Economie

Grâce à l’audit de la dette publique : le Gabon repasse sous les 70% du PIB, mais la vigilance reste de mise

Grâce à un audit, l'encours de la dette gabonaise est ramené à 9 524 milliards FCFA. Une clarification comptable qui rassure les marchés, sans effacer les défis structurels.

C’est une bonne nouvelle pour les finances publiques : le Gabon repasse sous le seuil communautaire de 70% du PIB. Mais attention, ce n’est pas un miracle. C’est le résultat d’un travail de clarification du fait de l’audit effectué par l’exécutif gabonais.

9 524 MILLIARDS AU LIEU DE 11 700 MILLIARDS

Jusqu’ici, le flou régnait. Le Gabon disposait d’estimations divergentes de sa dette. Selon le communiqué du Ministère de l’Économie et des Finances du 13 septembre 2026, le stock consolidé de dette et de passifs exigibles est arrêté à 9 524,643 milliards de FCFA.  Un audit lancé le 17 juin 2026 a permis ce travail. Un comité ministériel a vérifié et regroupé toutes les sommes dues, selon les méthodes du FMI.  Au début de l’audit, l’estimation était de près de 11 700 milliards de FCFA. Après vérification, 2 175,357 milliards de FCFA ont été retirés des comptes. Soit -18,6%. 2949

Comme l’explique GabonReview, cela ne veut pas dire que l’État a remboursé cette somme. C’est une correction de périmètre : des dettes corrigées, reclassées ou écartées après vérification.

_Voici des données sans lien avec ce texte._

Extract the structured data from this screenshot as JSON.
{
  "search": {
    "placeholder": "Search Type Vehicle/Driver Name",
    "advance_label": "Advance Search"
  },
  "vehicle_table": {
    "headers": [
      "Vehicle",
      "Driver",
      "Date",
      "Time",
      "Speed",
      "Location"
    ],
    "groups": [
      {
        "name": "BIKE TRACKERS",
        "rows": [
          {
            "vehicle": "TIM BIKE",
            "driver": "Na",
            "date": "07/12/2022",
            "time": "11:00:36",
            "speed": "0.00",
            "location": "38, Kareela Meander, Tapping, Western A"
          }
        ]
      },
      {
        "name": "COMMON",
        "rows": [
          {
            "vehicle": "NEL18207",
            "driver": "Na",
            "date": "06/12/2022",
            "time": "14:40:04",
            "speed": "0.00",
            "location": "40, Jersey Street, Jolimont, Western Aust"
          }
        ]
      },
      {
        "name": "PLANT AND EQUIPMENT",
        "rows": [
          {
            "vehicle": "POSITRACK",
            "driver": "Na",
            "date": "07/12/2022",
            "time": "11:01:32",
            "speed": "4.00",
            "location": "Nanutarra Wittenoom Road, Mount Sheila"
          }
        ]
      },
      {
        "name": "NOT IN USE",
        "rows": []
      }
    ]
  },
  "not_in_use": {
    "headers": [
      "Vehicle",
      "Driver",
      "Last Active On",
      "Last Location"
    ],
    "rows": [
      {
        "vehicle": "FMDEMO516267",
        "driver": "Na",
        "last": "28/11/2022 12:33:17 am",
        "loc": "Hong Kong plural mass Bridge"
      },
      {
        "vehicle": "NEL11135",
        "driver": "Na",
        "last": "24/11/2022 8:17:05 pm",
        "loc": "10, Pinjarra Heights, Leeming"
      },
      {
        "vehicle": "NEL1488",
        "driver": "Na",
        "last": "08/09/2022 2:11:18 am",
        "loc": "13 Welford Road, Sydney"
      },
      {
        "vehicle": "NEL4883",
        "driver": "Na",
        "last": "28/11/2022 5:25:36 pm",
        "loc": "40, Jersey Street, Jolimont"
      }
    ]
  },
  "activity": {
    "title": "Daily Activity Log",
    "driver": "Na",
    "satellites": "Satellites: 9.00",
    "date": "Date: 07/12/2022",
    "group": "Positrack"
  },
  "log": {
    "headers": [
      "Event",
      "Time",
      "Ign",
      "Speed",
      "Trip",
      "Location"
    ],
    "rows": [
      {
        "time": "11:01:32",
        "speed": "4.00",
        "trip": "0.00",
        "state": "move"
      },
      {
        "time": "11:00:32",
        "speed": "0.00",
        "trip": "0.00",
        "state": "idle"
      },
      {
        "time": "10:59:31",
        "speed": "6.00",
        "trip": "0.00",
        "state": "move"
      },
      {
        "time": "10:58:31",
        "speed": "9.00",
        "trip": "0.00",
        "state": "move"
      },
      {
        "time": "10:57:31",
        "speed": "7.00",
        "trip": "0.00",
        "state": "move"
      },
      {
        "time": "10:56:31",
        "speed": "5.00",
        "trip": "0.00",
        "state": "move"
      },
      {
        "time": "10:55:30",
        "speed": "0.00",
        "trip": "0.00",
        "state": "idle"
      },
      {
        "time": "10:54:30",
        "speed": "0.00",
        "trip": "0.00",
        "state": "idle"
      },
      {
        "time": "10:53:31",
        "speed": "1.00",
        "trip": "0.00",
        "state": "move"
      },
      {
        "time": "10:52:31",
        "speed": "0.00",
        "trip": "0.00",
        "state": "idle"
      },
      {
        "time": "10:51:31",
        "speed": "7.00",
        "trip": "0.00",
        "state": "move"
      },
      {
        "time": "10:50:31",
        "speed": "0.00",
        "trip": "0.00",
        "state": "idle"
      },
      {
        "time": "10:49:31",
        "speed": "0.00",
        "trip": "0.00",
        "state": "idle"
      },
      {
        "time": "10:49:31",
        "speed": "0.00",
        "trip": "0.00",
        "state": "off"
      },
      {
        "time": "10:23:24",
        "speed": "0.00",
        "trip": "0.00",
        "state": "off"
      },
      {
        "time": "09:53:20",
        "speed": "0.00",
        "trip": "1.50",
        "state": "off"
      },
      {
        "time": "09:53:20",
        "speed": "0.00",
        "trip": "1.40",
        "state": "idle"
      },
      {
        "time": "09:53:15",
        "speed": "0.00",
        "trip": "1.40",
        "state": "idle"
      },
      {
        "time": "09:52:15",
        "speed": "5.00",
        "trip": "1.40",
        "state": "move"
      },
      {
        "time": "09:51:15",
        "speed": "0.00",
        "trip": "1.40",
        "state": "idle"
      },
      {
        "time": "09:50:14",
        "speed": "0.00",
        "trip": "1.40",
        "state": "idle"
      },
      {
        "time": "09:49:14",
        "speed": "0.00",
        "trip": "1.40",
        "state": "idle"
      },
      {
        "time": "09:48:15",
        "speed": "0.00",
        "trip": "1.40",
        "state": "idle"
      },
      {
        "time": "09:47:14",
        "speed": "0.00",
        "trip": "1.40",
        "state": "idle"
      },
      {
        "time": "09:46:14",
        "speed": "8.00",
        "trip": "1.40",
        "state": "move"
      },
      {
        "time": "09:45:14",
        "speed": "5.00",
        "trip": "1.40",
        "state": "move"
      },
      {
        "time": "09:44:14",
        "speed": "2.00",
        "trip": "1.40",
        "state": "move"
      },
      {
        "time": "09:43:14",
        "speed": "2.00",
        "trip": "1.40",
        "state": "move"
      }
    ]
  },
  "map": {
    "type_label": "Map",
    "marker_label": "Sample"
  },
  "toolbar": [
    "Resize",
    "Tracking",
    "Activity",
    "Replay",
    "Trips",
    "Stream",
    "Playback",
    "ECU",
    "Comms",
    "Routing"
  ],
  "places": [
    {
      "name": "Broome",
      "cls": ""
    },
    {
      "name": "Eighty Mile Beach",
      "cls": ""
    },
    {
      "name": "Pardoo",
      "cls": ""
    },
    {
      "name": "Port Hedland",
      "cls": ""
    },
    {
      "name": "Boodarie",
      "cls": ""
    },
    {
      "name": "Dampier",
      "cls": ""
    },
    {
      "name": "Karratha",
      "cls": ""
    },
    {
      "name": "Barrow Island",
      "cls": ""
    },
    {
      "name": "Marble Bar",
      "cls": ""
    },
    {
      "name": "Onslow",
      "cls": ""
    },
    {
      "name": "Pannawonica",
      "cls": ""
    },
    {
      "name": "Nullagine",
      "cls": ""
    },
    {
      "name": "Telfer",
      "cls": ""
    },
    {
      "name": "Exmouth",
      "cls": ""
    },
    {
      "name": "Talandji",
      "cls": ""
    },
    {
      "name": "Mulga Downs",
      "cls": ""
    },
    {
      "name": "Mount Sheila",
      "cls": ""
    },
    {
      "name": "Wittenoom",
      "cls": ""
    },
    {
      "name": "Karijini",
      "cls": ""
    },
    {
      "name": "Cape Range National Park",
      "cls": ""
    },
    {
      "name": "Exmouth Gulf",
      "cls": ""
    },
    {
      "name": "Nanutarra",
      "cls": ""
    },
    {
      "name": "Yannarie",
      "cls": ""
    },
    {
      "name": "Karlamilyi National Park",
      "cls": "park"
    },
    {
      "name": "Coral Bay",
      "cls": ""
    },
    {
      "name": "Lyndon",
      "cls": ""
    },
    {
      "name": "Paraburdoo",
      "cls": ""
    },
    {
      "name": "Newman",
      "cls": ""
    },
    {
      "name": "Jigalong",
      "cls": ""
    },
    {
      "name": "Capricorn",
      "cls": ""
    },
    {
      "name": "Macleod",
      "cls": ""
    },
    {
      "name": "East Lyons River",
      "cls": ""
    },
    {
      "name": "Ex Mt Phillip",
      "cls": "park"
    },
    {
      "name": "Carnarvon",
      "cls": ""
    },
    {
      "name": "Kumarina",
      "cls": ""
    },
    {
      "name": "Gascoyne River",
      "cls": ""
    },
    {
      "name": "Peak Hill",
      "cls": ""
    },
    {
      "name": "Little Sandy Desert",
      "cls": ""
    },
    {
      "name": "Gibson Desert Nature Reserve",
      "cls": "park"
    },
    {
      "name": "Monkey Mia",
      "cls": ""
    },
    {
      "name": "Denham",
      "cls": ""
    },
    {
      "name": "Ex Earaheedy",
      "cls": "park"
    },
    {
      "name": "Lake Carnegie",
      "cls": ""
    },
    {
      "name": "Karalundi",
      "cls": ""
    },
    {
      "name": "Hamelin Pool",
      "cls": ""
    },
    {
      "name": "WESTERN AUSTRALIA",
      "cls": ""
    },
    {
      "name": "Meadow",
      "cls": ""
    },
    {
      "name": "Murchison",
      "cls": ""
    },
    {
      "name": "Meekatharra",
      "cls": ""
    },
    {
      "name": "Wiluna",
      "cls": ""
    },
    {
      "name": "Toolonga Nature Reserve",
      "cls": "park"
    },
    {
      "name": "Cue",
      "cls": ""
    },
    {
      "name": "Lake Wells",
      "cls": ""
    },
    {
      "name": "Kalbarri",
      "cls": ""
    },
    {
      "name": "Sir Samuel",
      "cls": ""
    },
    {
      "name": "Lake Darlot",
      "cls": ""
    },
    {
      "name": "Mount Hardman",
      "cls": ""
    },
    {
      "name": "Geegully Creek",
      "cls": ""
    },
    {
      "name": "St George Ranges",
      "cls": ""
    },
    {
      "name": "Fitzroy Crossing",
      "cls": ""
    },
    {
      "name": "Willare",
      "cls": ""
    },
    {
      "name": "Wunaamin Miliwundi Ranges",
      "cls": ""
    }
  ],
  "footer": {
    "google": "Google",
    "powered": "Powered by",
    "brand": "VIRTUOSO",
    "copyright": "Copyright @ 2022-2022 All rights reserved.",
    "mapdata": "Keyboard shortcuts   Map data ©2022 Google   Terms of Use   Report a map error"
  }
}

L’EFFET IMMÉDIAT : UN RATIO À 68,91%

C’est là que tout change. Sur la base d’une première estimation du PIB nominal 2025 de 13 822 milliards de FCFA, le ratio d’endettement ressort à 68,91% du PIB, juste sous le plafond de 70% fixé par la CEMAC. C’est symbolique et stratégique : Symbolique,  le Gabon était passé au-dessus du seuil CEMAC depuis 2023. Il repasse dessous. Stratégique : ce ratio est scruté par le FMI, alors que Libreville négocie un nouveau programme, et par les investisseurs. Résultat : selon BankAssur Afrik, l’audit a rassuré les marchés et fait grimper les obligations gabonaises.

Le communiqué du ministère de l’Économie  ne détaille pas quelles dettes ont été retirées, ni pourquoi. Il ne donne, non plus,  pas la répartition entre dette extérieure (4 180 milliards à fin mars 2025) et dette intérieure (2 998 milliards). Or, le FMI rappelait en 2024 que sans ajustement, la dette gabonaise pourrait grimper à plus de 100% du PIB d’ici 2029. La trajectoire reste haussière si les dépenses restent expansionnistes.

« Le Gouvernement a eu raison de faire cet audit. Il fallait une photographie fidèle. Repasser sous les 70% est une victoire comptable et politique qui redonne de la crédibilité. » estime un expert financier. Mais la dette reste colossale : 9 524 milliards. Le service de la dette reste élevé. Et la discipline budgétaire reste la clé.